BIPAP No Backup denied as not FDA-approved for this use by Cigna?
Off-label use is widespread in medicine. If the literature and a recognised specialty-society guideline support the use, plans frequently approve on appeal — especially for cancer, cardiology, and rare disease.
US health-plan appeal rights
Cite: Most US health plans have appeal rights under either the ACA, ERISA, or Medicare/Medicaid rules
Most US health plans are required by federal law to give you both an internal appeal (where the insurer reconsiders) and an external review (where an independent reviewer decides). The exact timelines and processes depend on what kind of plan you have — marketplace / employer group, self-funded, Medicare Advantage, or Medicaid MCO — but in every case there's a window after the denial during which you have the right to fight it.
What Cigna typically requires
Cigna's specific coverage criteria for bipap no backup are defined in its own published medical/coverage policy and the FDA-approved prescribing label. A successful appeal documents that your medical records satisfy each criterion those sources list — confirmed diagnosis, any required prior treatments (with dates and outcomes), and clinical severity. If the exact criteria weren't included with your denial, request them in writing; your appeal then maps each requirement to the matching fact in your chart.

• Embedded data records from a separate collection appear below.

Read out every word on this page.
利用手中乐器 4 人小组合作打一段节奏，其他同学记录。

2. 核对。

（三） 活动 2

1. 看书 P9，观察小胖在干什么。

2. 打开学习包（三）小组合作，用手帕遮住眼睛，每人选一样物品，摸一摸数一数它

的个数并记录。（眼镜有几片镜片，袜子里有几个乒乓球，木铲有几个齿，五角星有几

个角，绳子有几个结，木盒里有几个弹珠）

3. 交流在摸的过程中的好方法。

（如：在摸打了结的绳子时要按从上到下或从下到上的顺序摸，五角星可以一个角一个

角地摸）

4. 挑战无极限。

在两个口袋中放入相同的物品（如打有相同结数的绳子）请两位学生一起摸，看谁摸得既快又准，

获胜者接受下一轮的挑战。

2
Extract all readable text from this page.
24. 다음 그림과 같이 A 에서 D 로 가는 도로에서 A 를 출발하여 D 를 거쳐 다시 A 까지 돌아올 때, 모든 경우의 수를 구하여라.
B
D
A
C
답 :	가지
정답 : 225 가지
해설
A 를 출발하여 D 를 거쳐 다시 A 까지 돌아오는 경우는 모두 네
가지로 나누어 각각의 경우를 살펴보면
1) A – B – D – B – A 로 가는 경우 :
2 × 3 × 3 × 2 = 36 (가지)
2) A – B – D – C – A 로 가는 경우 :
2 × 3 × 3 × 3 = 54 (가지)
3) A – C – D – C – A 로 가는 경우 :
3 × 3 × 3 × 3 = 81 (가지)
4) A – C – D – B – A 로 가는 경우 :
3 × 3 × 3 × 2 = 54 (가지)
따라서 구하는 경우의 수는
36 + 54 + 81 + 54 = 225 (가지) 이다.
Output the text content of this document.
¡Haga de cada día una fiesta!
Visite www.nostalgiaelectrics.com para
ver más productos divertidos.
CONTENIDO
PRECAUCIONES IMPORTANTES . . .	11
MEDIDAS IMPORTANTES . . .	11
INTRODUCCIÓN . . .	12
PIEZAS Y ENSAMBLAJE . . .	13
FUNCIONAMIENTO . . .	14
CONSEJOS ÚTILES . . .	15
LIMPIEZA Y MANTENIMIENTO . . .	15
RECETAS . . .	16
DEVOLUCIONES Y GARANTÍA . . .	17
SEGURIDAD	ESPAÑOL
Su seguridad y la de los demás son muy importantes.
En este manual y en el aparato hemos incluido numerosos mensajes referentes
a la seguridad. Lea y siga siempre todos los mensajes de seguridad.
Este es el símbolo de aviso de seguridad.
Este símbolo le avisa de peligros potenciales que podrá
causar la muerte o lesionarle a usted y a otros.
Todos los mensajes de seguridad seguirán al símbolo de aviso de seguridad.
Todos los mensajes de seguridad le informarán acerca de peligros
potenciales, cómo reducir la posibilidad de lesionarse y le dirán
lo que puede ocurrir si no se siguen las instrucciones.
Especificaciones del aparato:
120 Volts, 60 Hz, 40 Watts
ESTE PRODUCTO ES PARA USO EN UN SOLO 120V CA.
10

The Cigna angle on BIPAP No Backup
## Why Cigna Denies BiPAP (Without Backup Rate) as Not FDA-Approved — and Why You Can Appeal
This denial is unusual for BiPAP devices, because BiPAP without a backup rate is a well-established device category with FDA 510(k) clearance. When Cigna issues a "not-FDA-approved" denial for this device, it typically reflects one of three underlying issues: (1) a coding or billing error where the claim was submitted under a HCPCS code that does not match the device's cleared indication; (2) a documentation gap where the clinical record does not connect the patient's diagnosis to the cleared indication; or (3) Cigna applying an internal coverage standard that effectively requires FDA approval for a specific indication that is narrower than the device's cleared labeling. Understanding which issue drove the denial is the first step in building an effective appeal.
## Federal Appeal Framework
- Internal appeal (ERISA §503 / ACA §2719): You have approximately 180 days from the denial notice to file an internal appeal. Request the full denial rationale and the specific Cigna coverage policy cited, which you are entitled to under ERISA.
- External review (ACA §2719): After the internal process is exhausted, you may request IRO review — typically within approximately four months of the final internal denial. An IRO decision is binding on Cigna.
- Expedited option: Available when a standard timeline would seriously jeopardize your health or ability to function.
## Documentation to Gather
1. Device labeling and 510(k) clearance summary: Obtain the FDA clearance documentation for the specific device prescribed. This directly refutes a claim that the device lacks FDA clearance. 2. HCPCS code verification: Have the supplier confirm that the claim was submitted under the correct code for the device mode (BiPAP without backup rate). A coding correction alone sometimes resolves this denial type. 3. Clinical indication mapping: Physician notes and diagnostic studies showing that the patient's diagnosis maps to the device's cleared indication as stated in the FDA labeling. 4. Prescriber letter: A letter from the ordering provider citing the FDA clearance, referencing the applicable clinical guideline organization (e.g., AASM), and explaining that the device is being used within its cleared indication. 5. Cigna's coverage policy: Download the current policy and identify whether Cigna is applying an approval standard that goes beyond FDA clearance; if so, challenge that standard explicitly.
## Criteria-Mapping Structure
| Denial Basis | Rebuttal Evidence | |---|---| | Device lacks FDA approval | FDA 510(k) clearance number and cleared indication for the specific device | | Indication not covered | Prescriber letter mapping diagnosis to cleared indication | | Coding mismatch | Supplier billing statement with corrected HCPCS code | | [Any other stated basis] | [Targeted evidence from chart or labeling] |
Always base your rebuttal on the actual FDA device labeling and Cigna's current published coverage policy — not summaries — because coverage standards can shift between policy versions.
Next steps
- Find the date on the denial letter — your appeal window starts there.
- Read your plan's Summary of Benefits and Coverage (SBC) for the specific deadlines.
- Request the insurer's claim file in writing — they must provide it.
- Submit your appeal in writing with new clinical evidence and a physician statement.